Interview : Baptiste Arnaud, maraîcher bio à Lambesc dans les Bouches du Rhône

Dans le cadre d’une campagne de communication pour la SCIC Manger Bio en Provence, nous avons réalisé une série d’interviews de producteurs, transformateurs et collectivités.

Voici le témoigne de Baptiste Arnaud, maraîcher bio pour la ferme EARL La Bazine à Lambesc dans les Bouches du Rhône.

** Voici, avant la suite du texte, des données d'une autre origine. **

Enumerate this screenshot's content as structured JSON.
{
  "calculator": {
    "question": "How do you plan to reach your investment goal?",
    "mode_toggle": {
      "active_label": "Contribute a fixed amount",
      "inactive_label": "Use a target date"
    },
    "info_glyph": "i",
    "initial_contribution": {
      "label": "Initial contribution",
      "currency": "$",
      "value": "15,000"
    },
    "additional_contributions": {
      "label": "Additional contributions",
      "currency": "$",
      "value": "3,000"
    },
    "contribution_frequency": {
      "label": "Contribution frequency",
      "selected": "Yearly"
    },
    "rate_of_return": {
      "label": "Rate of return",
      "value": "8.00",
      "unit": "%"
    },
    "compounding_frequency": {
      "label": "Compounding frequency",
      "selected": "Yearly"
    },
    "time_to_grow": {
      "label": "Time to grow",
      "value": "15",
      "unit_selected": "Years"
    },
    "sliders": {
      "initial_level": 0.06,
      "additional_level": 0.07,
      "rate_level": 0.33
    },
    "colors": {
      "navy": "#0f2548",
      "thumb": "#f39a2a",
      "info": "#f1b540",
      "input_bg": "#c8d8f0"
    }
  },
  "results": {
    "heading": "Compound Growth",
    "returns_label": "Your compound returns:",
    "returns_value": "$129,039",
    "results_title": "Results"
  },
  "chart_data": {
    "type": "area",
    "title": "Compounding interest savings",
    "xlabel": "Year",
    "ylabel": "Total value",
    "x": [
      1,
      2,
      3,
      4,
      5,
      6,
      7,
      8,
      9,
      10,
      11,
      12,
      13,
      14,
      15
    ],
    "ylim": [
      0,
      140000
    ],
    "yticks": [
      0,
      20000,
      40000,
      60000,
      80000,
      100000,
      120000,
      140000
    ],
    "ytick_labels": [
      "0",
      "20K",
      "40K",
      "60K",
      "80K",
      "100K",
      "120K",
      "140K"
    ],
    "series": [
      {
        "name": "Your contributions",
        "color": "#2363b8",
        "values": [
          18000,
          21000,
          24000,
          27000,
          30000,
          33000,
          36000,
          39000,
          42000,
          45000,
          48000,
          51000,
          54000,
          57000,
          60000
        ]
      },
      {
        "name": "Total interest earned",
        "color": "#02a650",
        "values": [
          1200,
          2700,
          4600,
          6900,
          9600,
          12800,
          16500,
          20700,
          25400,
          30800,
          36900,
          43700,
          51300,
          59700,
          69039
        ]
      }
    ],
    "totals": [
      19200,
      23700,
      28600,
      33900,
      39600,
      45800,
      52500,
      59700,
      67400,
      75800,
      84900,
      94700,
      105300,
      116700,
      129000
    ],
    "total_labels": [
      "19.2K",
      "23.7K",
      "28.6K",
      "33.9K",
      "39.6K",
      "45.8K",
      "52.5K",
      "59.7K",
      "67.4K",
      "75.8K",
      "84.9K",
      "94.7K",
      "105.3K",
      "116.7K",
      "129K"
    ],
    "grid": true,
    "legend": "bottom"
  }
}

Pouvez-vous nous présenter votre ferme, depuis votre arrivée jusqu’à aujourd’hui ?
Je suis installé depuis deux ans dans une ferme familiale que mes parents ont achetée il y a plus de 30 ans maintenant. Cette ferme a toujours été en production bio. L’exploitation est principalement maraîchère (environ 90%), le reste est réparti entre la production de raisin de cuve et d’huile d’olive. Nous avons au total 1,5 hectares de serre et 8 hectares de pleins champs. Nous sommes actuellement trois associés familiaux, et nous avons entre trois et cinq salariés selon la saison.
Depuis maintenant 4 ans, je suis collaborateur de Provence Languedoc Bio, un groupement de producteurs situé à Châteaurenard. Cette coopérative a pour objectif d’unifier la commercialisation des produits, principalement des fruits et légumes des maraîchers et arboriculteurs locaux. Cela permet de proposer une gamme développée pour nos clients. Nous sommes actuellement huit sociétaires, nous étions six lors de la création, il y a 4 ans de cela.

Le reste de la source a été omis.